Coin Toss, Simple Random Walk, and Stock Prices
In essence, to play the game we did above, we used a coin toss to model your random movement (left or right). The important point to realize is that we were using a fair coin, with only two possible outcomes with equal probabilities of p=0.5 for H and T and consequently right (+1) or left (-1). This meant that the expected value of D, your final position, would be 0.
However, we would like to end up somewhere different than our starting point. To do so, we can define a fixed probability p for H (right (+1)) which subsequently leaves the probability 1-p for T (left (-1)). This bias in probability is called the drift. If p>0.5 then it favors right else if p<0.5 it favors left. We use the same mathematics to figure out the expected value of the final position which either tends more to the left or right depending on the aforementioned conditions. Because this is a much more realistic model of a random walk that reaches somewhere it can be used to predict stock price movements. The assumption here of course, is that the movement in a stocks price is random.
Alright, now we will use the more realistic model above and make it even more realistic — however instead of playing the game of dictating whether you move left or right, instead we will model the movement of a stocks price from a starting point that is not 0 (the origin) and the y-axis rather than the x-axis. Also we will record the iterations at time steps from 0 to N.
Now let us further develop on this model. How about, instead of fixing the probability p ourselves, we let p be a uniformly distributed random number between 0 and 1 — for which p is repeatedly and randomly selected for each step up to N;
- if p>0.5 we assign it as heads (H)
- else if p<0.5 we assign it as tails (T)
In the previous ideas of random walks, we considered 1-D movement which was arithmetic. In developing our new model, let us add a factor of proportionality, whereby the value of the current stock price is proportional to the one before and the one to come. How a stocks price change however, is different — owing to p being a uniformly distributed random number at each step.

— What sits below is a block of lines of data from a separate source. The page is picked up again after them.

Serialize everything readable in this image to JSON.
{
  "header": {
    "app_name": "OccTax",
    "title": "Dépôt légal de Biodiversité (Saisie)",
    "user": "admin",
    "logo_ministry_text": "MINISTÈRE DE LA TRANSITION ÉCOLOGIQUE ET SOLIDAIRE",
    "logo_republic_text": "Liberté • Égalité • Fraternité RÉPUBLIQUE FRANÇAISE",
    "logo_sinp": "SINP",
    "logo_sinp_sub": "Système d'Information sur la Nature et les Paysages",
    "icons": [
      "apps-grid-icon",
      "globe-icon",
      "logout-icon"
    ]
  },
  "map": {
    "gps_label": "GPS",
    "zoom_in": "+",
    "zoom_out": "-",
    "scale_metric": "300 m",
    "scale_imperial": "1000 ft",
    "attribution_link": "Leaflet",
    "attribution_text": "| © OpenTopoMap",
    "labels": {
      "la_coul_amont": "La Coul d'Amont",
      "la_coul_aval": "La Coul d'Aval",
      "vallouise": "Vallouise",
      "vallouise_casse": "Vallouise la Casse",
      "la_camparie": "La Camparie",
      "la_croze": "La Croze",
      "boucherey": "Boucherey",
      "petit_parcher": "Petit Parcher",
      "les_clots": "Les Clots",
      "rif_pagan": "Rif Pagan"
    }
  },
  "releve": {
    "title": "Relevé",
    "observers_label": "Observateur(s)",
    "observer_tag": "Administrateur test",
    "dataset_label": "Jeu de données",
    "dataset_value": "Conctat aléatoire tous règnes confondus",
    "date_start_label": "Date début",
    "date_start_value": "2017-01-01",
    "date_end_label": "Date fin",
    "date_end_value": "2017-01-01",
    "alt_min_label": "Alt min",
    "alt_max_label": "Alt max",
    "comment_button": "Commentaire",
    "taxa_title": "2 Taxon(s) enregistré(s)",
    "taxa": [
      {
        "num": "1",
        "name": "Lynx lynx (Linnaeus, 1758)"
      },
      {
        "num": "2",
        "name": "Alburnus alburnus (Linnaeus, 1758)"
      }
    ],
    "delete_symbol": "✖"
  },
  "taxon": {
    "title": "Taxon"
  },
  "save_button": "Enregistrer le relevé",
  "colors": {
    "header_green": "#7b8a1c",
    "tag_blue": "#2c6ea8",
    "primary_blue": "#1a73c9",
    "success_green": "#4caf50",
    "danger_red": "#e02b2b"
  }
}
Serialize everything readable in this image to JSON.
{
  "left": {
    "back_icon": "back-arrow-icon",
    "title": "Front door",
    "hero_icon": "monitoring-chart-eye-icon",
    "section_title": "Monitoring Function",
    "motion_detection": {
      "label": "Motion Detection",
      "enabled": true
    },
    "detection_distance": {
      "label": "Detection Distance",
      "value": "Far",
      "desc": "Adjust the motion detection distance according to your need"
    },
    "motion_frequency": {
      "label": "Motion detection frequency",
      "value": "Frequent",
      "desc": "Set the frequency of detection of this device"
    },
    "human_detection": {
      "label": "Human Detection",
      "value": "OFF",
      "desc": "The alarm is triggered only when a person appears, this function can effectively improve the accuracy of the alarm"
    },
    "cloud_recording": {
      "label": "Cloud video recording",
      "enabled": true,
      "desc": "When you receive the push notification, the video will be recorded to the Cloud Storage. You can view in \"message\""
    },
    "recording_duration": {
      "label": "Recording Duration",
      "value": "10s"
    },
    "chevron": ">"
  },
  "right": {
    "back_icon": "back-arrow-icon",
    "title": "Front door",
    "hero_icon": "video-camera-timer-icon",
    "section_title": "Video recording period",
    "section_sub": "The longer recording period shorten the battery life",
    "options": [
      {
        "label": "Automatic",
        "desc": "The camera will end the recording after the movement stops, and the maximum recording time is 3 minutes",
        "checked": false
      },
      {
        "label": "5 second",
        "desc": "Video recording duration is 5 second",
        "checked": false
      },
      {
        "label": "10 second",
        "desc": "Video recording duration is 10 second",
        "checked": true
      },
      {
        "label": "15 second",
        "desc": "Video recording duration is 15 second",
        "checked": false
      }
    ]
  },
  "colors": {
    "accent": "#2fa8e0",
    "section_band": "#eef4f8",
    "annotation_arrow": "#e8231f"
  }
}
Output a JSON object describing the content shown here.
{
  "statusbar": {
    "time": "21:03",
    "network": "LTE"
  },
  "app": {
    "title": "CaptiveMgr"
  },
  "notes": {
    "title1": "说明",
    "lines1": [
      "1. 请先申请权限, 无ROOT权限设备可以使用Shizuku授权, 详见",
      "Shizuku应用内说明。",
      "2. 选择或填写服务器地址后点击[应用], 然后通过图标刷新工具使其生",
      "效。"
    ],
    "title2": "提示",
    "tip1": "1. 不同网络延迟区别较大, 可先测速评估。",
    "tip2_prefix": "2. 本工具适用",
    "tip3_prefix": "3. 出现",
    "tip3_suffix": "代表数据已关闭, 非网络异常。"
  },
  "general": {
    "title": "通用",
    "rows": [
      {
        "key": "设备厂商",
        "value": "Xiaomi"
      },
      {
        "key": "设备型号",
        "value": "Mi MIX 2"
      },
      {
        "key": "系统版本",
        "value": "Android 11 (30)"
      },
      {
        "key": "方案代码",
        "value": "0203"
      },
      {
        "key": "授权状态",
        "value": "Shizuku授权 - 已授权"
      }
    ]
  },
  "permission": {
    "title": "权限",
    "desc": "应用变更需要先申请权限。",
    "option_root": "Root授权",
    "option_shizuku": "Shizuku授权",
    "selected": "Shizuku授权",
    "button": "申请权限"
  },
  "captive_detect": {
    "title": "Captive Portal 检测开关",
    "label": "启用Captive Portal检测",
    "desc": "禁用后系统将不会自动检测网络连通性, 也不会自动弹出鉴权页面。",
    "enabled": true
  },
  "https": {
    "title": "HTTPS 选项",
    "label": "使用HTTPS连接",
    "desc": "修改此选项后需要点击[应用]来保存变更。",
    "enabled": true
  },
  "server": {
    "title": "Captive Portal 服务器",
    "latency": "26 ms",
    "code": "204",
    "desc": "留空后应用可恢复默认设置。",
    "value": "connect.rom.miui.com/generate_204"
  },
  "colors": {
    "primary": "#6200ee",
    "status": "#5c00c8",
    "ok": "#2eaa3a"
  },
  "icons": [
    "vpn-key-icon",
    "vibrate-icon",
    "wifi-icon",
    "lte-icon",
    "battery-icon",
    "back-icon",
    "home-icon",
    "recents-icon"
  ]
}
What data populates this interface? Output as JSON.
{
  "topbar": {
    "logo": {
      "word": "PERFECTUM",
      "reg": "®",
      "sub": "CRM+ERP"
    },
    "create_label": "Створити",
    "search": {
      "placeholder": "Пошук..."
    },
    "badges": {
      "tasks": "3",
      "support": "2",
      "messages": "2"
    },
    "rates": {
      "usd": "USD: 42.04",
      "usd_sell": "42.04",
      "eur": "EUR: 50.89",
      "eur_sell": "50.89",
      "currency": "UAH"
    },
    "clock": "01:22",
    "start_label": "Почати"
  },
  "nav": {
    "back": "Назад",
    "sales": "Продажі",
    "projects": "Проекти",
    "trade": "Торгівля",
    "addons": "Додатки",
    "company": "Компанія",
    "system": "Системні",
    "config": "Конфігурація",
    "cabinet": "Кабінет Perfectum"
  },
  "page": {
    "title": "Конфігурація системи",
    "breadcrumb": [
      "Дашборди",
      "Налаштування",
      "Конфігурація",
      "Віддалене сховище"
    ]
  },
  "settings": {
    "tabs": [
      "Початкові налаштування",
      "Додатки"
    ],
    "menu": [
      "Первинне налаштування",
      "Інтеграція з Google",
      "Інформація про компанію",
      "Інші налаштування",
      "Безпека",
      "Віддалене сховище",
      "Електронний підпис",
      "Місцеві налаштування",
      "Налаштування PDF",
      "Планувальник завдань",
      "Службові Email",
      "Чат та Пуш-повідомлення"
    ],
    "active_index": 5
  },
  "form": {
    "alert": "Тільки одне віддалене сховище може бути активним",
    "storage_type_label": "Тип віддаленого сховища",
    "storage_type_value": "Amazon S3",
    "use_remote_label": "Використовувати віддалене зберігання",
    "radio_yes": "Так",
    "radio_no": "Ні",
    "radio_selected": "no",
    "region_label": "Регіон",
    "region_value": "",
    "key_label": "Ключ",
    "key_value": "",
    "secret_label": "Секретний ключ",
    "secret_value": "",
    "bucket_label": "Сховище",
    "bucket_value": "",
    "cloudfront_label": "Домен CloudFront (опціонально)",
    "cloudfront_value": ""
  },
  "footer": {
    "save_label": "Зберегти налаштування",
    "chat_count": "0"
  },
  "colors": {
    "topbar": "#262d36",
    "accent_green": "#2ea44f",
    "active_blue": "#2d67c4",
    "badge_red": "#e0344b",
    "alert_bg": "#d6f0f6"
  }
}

We will therefore alter the model from an arithmetic random walk to a geometric random walk by utilizing these conditions which follow on from the assignment of H or T:
- if H, then multiply the current stock price by 1.01
- else if T, then multiply the current stock price by 0.99
We repeat these steps N times: randomly selecting p, assigning H or T according to p, and then factor multiplication based on H or T.
Finally it’s time to apply the model. I will choose Boeing Company stock to simulate its price movement over 100 days using our geometric random walk model. The starting stock price (starting position) at time step 0 is around $158 per share.
Using Matlab to code our model and run it, we get:
Now lets compare it to what actually happened over 100 days from the same starting price:
Incredible isn’t it? Interestingly enough the simulated and the actual are both strangely similar. Even their final prices at the end of the 100 days are almost similar (approx.168 and 170). But what is of true importance is the overall price movements — the shape of the graphs are nearly the same.
Conclusion
Whilst observing the results above, it is important to note, that this is indeed a lucky case. The model is very simple. Nevertheless, this acts as a starting point to begin to model the price movements of many different kinds of financial instruments. The concept of random walks which leads to brownian motion are examples of ideas from mathematics and physics used to model in quantitative finance.